Monday, November 23, 2009

Life: Faint of Heart Need Not Apply

So, I had the most depressing conversation with a friend today. She told me that she knew what she really wanted to do, but that she couldn't put in the money to get the proper degree when she knew that finding the right job in the field would be almost impossible. In short, the risk of unemployment is just too big. She believes that it's better to find something that she kind of likes that's a guaranteed job.

The problem? There is no such thing as a guaranteed job, not anymore. When I entered law school, the motto was "It's UVA, everyone finds a job." Indeed, everyone was expected to find a job--a job at a big firm with a big firm salary. There was "no risk" in investing hundreds of thousands of dollars (emphasis on the plural at the end of hundreds) in getting said degree, because "EVERYONE FINDS A JOB." Then the economy crashed, and there are a lot of depressed people around school because not everybody is finding a job. Not all the 3Ls, not all the 2Ls, and, come spring, I suspect that there will be some very disappointed 1Ls.

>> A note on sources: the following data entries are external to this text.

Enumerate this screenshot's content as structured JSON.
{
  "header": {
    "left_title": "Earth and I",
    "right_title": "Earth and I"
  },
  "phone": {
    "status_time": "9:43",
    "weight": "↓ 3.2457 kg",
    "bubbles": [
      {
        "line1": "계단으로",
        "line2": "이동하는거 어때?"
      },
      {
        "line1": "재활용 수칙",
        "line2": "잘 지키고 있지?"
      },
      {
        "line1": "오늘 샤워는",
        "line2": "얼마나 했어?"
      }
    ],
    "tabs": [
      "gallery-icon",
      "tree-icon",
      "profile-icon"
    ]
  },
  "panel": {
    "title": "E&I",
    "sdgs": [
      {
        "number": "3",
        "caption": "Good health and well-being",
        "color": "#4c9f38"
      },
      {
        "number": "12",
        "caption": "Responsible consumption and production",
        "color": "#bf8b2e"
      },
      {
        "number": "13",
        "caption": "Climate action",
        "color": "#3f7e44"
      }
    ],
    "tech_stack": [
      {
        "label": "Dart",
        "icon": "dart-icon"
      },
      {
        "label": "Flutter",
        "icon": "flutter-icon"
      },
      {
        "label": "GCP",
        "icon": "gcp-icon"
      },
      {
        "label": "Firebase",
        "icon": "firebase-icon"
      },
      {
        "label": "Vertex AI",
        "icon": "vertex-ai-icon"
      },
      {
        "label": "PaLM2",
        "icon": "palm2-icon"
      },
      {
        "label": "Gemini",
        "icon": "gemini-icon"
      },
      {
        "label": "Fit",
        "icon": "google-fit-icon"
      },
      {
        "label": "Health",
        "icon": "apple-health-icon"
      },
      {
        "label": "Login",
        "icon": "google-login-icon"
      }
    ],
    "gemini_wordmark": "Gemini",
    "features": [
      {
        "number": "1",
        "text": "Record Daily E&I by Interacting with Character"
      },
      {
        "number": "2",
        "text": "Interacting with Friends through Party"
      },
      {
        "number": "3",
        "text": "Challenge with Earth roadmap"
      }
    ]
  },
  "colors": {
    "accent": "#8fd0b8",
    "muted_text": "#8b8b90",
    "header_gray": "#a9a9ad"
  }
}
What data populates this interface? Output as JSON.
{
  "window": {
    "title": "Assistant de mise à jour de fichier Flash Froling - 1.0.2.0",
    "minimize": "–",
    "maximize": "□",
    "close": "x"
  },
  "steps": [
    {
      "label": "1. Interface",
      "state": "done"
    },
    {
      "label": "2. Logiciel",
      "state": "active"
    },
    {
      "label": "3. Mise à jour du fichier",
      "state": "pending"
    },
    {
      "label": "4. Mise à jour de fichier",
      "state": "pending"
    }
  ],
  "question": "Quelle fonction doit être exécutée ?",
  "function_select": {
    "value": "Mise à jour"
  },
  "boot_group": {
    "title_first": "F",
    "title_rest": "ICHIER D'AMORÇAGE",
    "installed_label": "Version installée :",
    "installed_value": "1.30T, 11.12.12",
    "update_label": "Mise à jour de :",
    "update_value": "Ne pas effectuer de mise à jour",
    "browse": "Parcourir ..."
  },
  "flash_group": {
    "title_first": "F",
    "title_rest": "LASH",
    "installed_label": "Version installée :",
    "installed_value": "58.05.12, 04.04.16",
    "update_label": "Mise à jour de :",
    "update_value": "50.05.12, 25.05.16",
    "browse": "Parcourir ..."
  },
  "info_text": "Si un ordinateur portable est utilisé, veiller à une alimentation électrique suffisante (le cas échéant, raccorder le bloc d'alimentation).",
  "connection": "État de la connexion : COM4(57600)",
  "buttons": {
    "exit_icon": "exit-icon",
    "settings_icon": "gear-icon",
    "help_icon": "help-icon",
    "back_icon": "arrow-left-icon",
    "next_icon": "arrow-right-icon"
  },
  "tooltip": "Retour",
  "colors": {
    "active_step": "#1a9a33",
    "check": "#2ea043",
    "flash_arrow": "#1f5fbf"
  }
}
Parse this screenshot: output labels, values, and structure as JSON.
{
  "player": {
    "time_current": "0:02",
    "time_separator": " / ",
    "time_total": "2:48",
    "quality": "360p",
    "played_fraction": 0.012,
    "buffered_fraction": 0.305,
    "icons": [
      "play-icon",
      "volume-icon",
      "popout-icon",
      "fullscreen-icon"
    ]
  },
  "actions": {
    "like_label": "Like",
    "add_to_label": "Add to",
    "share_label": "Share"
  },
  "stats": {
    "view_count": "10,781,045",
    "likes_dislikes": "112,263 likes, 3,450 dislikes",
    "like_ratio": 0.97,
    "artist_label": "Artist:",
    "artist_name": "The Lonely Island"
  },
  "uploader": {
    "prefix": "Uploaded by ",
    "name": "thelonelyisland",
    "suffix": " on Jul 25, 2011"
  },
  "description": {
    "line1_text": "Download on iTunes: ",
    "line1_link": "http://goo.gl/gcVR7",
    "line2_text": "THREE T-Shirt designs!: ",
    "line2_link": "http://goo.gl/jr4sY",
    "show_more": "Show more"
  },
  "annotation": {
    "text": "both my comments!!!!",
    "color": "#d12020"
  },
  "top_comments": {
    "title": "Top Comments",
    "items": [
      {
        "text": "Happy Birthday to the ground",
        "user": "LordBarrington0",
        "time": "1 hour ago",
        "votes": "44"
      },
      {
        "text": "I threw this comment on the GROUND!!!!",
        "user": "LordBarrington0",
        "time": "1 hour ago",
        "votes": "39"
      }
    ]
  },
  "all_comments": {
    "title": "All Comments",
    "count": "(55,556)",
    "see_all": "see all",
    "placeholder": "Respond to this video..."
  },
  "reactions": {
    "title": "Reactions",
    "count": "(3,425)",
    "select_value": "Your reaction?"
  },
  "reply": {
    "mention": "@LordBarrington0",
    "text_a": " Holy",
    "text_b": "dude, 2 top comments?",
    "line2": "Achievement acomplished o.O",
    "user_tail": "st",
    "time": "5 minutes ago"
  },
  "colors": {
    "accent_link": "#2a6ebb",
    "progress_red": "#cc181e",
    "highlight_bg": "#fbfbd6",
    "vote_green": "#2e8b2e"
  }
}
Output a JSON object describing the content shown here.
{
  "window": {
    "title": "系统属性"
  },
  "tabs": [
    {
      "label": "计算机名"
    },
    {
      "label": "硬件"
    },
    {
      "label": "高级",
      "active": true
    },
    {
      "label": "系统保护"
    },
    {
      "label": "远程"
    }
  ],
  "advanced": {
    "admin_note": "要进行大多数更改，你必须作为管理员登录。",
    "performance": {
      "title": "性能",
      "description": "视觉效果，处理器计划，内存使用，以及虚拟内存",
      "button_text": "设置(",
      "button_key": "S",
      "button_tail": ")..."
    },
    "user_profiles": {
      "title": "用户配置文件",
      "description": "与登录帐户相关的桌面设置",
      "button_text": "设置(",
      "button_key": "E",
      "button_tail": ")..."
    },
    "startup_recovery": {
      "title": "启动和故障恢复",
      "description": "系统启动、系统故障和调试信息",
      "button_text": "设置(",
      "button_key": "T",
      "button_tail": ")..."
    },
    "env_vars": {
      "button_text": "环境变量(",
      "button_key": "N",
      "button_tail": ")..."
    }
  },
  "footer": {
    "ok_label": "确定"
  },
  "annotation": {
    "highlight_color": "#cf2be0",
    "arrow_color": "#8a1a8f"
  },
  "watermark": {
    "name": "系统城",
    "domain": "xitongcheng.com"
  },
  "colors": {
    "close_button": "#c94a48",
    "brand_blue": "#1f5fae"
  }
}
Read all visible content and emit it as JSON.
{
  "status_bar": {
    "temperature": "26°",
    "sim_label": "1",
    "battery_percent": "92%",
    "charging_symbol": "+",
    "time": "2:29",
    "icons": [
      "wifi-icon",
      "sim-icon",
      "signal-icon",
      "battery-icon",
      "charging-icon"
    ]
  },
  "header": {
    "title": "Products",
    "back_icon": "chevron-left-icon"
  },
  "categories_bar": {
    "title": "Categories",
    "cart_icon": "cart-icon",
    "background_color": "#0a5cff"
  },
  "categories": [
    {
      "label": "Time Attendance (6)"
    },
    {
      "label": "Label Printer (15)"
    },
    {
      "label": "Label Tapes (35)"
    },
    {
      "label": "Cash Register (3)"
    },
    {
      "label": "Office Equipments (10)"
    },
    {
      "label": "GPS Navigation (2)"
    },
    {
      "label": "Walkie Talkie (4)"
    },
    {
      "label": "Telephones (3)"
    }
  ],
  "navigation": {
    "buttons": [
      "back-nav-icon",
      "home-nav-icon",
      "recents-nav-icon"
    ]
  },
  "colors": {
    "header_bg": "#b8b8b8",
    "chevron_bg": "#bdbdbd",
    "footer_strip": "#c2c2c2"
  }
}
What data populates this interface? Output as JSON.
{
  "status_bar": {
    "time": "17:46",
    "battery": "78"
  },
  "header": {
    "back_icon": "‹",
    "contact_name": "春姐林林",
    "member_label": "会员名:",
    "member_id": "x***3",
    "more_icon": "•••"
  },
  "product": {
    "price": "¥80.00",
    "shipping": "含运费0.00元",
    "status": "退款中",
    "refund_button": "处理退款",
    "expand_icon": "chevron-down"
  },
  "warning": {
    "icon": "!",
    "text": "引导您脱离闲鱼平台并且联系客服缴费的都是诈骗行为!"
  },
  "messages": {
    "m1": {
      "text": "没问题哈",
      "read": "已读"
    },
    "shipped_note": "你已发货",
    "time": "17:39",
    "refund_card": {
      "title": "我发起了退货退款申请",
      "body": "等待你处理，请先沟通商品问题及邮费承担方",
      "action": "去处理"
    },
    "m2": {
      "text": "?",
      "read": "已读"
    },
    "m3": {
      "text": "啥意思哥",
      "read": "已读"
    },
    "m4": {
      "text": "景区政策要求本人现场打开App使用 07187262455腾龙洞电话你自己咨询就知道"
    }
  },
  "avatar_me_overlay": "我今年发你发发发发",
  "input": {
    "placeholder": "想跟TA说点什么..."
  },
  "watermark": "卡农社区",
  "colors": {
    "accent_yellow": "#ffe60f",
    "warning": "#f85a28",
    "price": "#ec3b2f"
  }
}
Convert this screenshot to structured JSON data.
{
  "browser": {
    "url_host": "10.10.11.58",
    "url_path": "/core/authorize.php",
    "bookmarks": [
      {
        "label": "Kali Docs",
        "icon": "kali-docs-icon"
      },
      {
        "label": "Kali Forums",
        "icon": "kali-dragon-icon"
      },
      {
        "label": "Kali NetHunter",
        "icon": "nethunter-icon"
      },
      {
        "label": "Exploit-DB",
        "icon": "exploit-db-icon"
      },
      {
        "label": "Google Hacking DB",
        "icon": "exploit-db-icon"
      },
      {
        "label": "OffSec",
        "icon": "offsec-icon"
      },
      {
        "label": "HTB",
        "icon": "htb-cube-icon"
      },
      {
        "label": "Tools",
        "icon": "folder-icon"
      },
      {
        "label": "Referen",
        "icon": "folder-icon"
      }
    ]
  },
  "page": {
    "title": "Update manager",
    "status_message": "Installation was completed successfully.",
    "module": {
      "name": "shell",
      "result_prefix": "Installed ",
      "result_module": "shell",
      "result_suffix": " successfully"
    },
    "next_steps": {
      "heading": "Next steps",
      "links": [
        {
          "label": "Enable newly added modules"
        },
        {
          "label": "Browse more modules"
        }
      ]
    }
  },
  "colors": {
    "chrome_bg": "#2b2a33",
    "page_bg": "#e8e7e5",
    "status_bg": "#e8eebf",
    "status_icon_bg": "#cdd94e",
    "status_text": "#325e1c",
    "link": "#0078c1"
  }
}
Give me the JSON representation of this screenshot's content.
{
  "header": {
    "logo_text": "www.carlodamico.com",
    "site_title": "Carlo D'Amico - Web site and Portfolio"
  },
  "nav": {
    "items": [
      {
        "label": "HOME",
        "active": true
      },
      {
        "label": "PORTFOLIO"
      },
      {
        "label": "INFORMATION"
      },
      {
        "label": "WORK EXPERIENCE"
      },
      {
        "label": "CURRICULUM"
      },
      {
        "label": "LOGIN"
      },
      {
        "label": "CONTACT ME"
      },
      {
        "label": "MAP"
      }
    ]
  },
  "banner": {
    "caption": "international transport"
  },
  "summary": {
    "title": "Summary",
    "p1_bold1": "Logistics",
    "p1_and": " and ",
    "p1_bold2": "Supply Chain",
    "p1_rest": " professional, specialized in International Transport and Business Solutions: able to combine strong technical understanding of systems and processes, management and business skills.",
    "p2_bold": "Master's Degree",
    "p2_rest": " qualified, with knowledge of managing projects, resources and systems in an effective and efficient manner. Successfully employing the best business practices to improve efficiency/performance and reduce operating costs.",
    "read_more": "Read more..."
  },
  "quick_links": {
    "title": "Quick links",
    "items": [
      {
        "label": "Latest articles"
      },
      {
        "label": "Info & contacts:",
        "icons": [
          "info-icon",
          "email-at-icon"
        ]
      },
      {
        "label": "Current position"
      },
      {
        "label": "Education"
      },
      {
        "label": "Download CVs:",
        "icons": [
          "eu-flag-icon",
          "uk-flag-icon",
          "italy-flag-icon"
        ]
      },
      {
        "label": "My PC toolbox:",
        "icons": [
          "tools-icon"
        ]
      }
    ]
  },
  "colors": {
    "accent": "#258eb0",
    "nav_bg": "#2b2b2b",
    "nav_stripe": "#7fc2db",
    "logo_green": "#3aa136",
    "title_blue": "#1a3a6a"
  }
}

Out of everyone, you know who is the most depressed? The people that came to law school because "everyone finds a job." That's, thankfully, not why I came. I came to law school because I have a passion for women's issues, for lobbying, and simply for helping people. I knew that I would be taking out a lot of loans (I could have purchased my dad's house kind of loans) and that I would not be getting a big firm salary. I knew that finding a job in the public interest sector would be more difficult. Frankly, openings in my field don't happen every year. I know that I'll probably have to defer the dream, work in something that's not ideal for a time, live off Ramen Noodles while trying to pay back my loans, but I came here anyway, and I'm still glad I did.

I'm not a risk taker in every aspect of my life. I find the prospect of failing to pay off my credit card in full every month terrifying. We won't even go into relationships and my lack of risk taking in that arena. School, however, is something I've always been willing to take risks on. No matter how tough the odds, how scary the job prospects (let me impress once again on how terrifying they are), how much debt I'll be in when I graduate, I know I will make it. Somehow, I will make it. Maybe I'll end up with a financial need deferment on the loans. Maybe I'll have to live in the basement of some old person's house and wash their smelly, wrinkly old feet when I get off work for a discount on the rent, but I will find a way.

My advice to anyone reading this? Don't settle for a job you're not passionate about. Aim high, aim for what you want to do. In my mind, it's better to be a passionate and starving artist than a semi-successful person trapped in a job that is merely tolerable.

At least my happiness doesn't depend on the state of the economy.